Tidak I’tikaf di Masjid, Bisa Dapat Malam Lailatul Qadar?
Ilustrasi I’tikaf (foto : istimewa)

Siapa umat muslim yang tak ini dapat malam lailatul Qadar? Semua dosanya akan terampuni dan hajatnya akan terpenuhi. Itu adalah malam seribu bulan yang amal ibadahnya berkali-kali lipat. Artinya, ibadah kita bernilai lebih baik dari ibadah 1000 bulan.

Namun, tak semua kondisi manusia sama. Ada yang sibuk dengan pekerjaannya maupun ada yang luang. Ada mereka yang tinggal dalam lingkungan yang mendukung dan ada pula yang tidak.

Lantas, bagaimana dengan mereka yang sibuk? Apakah harus I’tikaf dalam masjid untuk meraih keutamaan malam lailatul Qadar? Terlebih, saat sedang pandemi seperti ini sulit untuk melakukannya dalam masjid.

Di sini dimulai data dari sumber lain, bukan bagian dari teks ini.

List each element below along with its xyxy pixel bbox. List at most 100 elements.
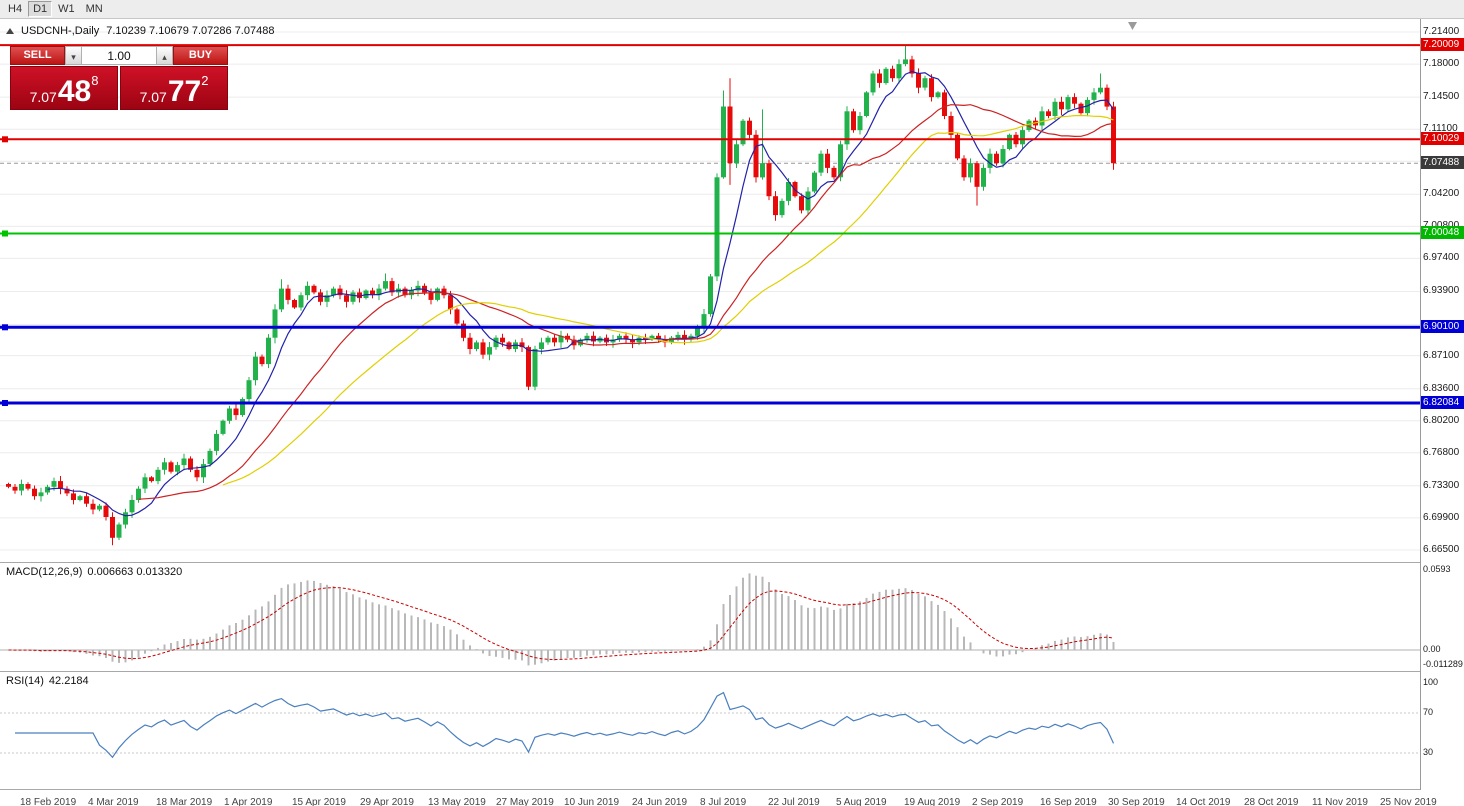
one-click-trading-panel: SELL ▾ ▴ BUY 7.07 48 8 7.07 77 2 xyxy=(10,46,228,110)
time-tick-label: 25 Nov 2019 xyxy=(1380,797,1437,806)
price-tick-label: 6.73300 xyxy=(1423,479,1460,491)
price-tick-label: 7.11100 xyxy=(1423,123,1458,135)
volume-increase-button[interactable]: ▴ xyxy=(156,46,173,65)
macd-signal-line xyxy=(8,587,1114,661)
time-tick-label: 19 Aug 2019 xyxy=(904,797,961,806)
indicator-tick-label: 70 xyxy=(1423,707,1434,717)
chart-symbol-period: USDCNH-,Daily xyxy=(21,25,100,37)
time-tick-label: 28 Oct 2019 xyxy=(1244,797,1299,806)
volume-input[interactable] xyxy=(82,46,156,65)
time-tick-label: 24 Jun 2019 xyxy=(632,797,688,806)
macd-name: MACD(12,26,9) xyxy=(6,566,83,578)
macd-values: 0.006663 0.013320 xyxy=(87,566,183,578)
time-tick-label: 29 Apr 2019 xyxy=(360,797,414,806)
price-badge-7.10029: 7.10029 xyxy=(1421,132,1464,146)
timeframe-button-w1[interactable]: W1 xyxy=(58,3,75,15)
buy-price-big: 77 xyxy=(167,75,202,109)
time-tick-label: 10 Jun 2019 xyxy=(564,797,620,806)
macd-histogram xyxy=(14,573,1115,666)
price-badge-7.07488: 7.07488 xyxy=(1421,156,1464,170)
buy-price-sup: 2 xyxy=(201,73,209,88)
sell-price-prefix: 7.07 xyxy=(29,88,57,105)
price-axis[interactable]: 7.21400 7.18000 7.14500 7.11100 7.04200 7.008… xyxy=(1420,19,1464,790)
sell-button[interactable]: SELL xyxy=(10,46,65,65)
sell-price-sup: 8 xyxy=(91,73,99,88)
price-badge-7.20009: 7.20009 xyxy=(1421,38,1464,52)
rsi-panel[interactable] xyxy=(0,672,1420,790)
chevron-up-icon: ▴ xyxy=(162,52,167,62)
chevron-down-icon: ▾ xyxy=(71,52,76,62)
sell-price-display[interactable]: 7.07 48 8 xyxy=(10,66,118,110)
line-handle[interactable] xyxy=(2,136,8,143)
time-tick-label: 8 Jul 2019 xyxy=(700,797,747,806)
time-tick-label: 2 Sep 2019 xyxy=(972,797,1024,806)
volume-decrease-button[interactable]: ▾ xyxy=(65,46,82,65)
buy-price-display[interactable]: 7.07 77 2 xyxy=(120,66,228,110)
rsi-value: 42.2184 xyxy=(48,675,89,687)
time-tick-label: 22 Jul 2019 xyxy=(768,797,820,806)
price-tick-label: 6.80200 xyxy=(1423,414,1460,426)
indicator-tick-label: -0.011289 xyxy=(1423,659,1463,669)
price-tick-label: 6.83600 xyxy=(1423,382,1460,394)
price-tick-label: 7.04200 xyxy=(1423,188,1460,200)
rsi-name: RSI(14) xyxy=(6,675,44,687)
time-tick-label: 16 Sep 2019 xyxy=(1040,797,1097,806)
chart-area: USDCNH-,Daily 7.10239 7.10679 7.07286 7.… xyxy=(0,19,1464,806)
panel-separator[interactable] xyxy=(0,562,1464,563)
time-tick-label: 5 Aug 2019 xyxy=(836,797,887,806)
buy-price-prefix: 7.07 xyxy=(139,88,167,105)
time-tick-label: 1 Apr 2019 xyxy=(224,797,273,806)
macd-panel[interactable] xyxy=(0,563,1420,672)
price-tick-label: 7.14500 xyxy=(1423,91,1460,103)
symbol-marker-icon xyxy=(6,28,14,34)
candles-layer xyxy=(6,44,1116,546)
price-tick-label: 6.87100 xyxy=(1423,349,1460,361)
buy-button[interactable]: BUY xyxy=(173,46,228,65)
indicator-tick-label: 0.0593 xyxy=(1423,564,1451,574)
timeframe-button-mn[interactable]: MN xyxy=(85,3,103,15)
indicator-tick-label: 30 xyxy=(1423,747,1434,757)
time-tick-label: 14 Oct 2019 xyxy=(1176,797,1231,806)
time-tick-label: 18 Feb 2019 xyxy=(20,797,77,806)
rsi-line xyxy=(15,691,1115,759)
timeframe-button-d1[interactable]: D1 xyxy=(28,1,53,17)
indicator-tick-label: 100 xyxy=(1423,677,1439,687)
time-tick-label: 27 May 2019 xyxy=(496,797,554,806)
rsi-label: RSI(14) 42.2184 xyxy=(6,675,94,687)
time-tick-label: 15 Apr 2019 xyxy=(292,797,346,806)
line-handle[interactable] xyxy=(2,400,8,406)
price-tick-label: 7.00800 xyxy=(1423,220,1459,231)
timeframe-toolbar: H4 D1 W1 MN xyxy=(0,0,1464,19)
time-axis[interactable]: 18 Feb 2019 4 Mar 2019 18 Mar 2019 1 Apr 20… xyxy=(0,790,1464,806)
chart-ohlc-values: 7.10239 7.10679 7.07286 7.07488 xyxy=(106,25,275,37)
time-tick-label: 18 Mar 2019 xyxy=(156,797,213,806)
line-handle[interactable] xyxy=(2,230,8,237)
grid-lines xyxy=(0,31,1420,551)
timeframe-button-h4[interactable]: H4 xyxy=(8,3,23,15)
time-tick-label: 4 Mar 2019 xyxy=(88,797,139,806)
price-tick-label: 6.69900 xyxy=(1423,511,1460,523)
panel-separator[interactable] xyxy=(0,671,1464,672)
line-handle[interactable] xyxy=(2,324,8,331)
time-tick-label: 30 Sep 2019 xyxy=(1108,797,1165,806)
time-tick-label: 13 May 2019 xyxy=(428,797,486,806)
price-badge-6.82084: 6.82084 xyxy=(1421,395,1464,409)
price-tick-label: 6.93900 xyxy=(1423,285,1460,297)
price-badge-6.90100: 6.90100 xyxy=(1421,320,1464,334)
panel-separator[interactable] xyxy=(0,789,1464,790)
price-badge-7.00048: 7.00048 xyxy=(1421,226,1464,240)
moving-average-lines xyxy=(47,70,1114,517)
chart-title: USDCNH-,Daily 7.10239 7.10679 7.07286 7.… xyxy=(6,25,274,37)
macd-label: MACD(12,26,9) 0.006663 0.013320 xyxy=(6,566,187,578)
indicator-tick-label: 0.00 xyxy=(1423,644,1441,654)
price-tick-label: 6.66500 xyxy=(1423,544,1460,555)
time-tick-label: 11 Nov 2019 xyxy=(1312,797,1368,806)
price-chart[interactable] xyxy=(0,19,1420,563)
price-tick-label: 6.97400 xyxy=(1423,252,1460,264)
chart-shift-marker-icon[interactable] xyxy=(1128,22,1137,30)
price-tick-label: 7.21400 xyxy=(1423,26,1460,37)
sell-price-big: 48 xyxy=(57,75,92,109)
price-tick-label: 7.18000 xyxy=(1423,58,1460,70)
price-tick-label: 6.76800 xyxy=(1423,446,1460,458)
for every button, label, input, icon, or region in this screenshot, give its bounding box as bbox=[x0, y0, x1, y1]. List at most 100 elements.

Terkait hal ini, sejumlah ustaz dan ulama punya pendapat. Sebagian besar menilai, i’tikaf tak perlu dalam masjid. Yang utama adalah menghidupkan malam tersebut. Bagaimana caranya?

Cara Menghidupkan Malam Lailatul Qadar

Pertama, Ustaz Muhammad Quraish Shihab dalam Membumikan Al-Qur’an (1999) menjelaskan pokok perkaranya. Bahwa, menghidupkan malam seribu bulan itu dapat dengan cara berbuat baik.

Kebaikan seperti apa yang perlu kita lakukan? Segala bentuk perbuatan baik terhitung dalamnya. Yang jelas, sesuai dengan koridor dan syariat Islam. Kita tak perlu menunggu dalam berbuat baik. Jika ada kesempatan, maka lakukan.

Baca Juga : Polres Raja Ampat Musnahkan Ratusan Minuman Beralkohol

Kemudian, beliau juga menjelaskan bahwa meraih kemuliaan malam lailatul Qadar tak melulu harus dalam masjid. Kedamaian dan kesejukan dalam beribadah dapat kita lakukan kapanpun dan di mana pun.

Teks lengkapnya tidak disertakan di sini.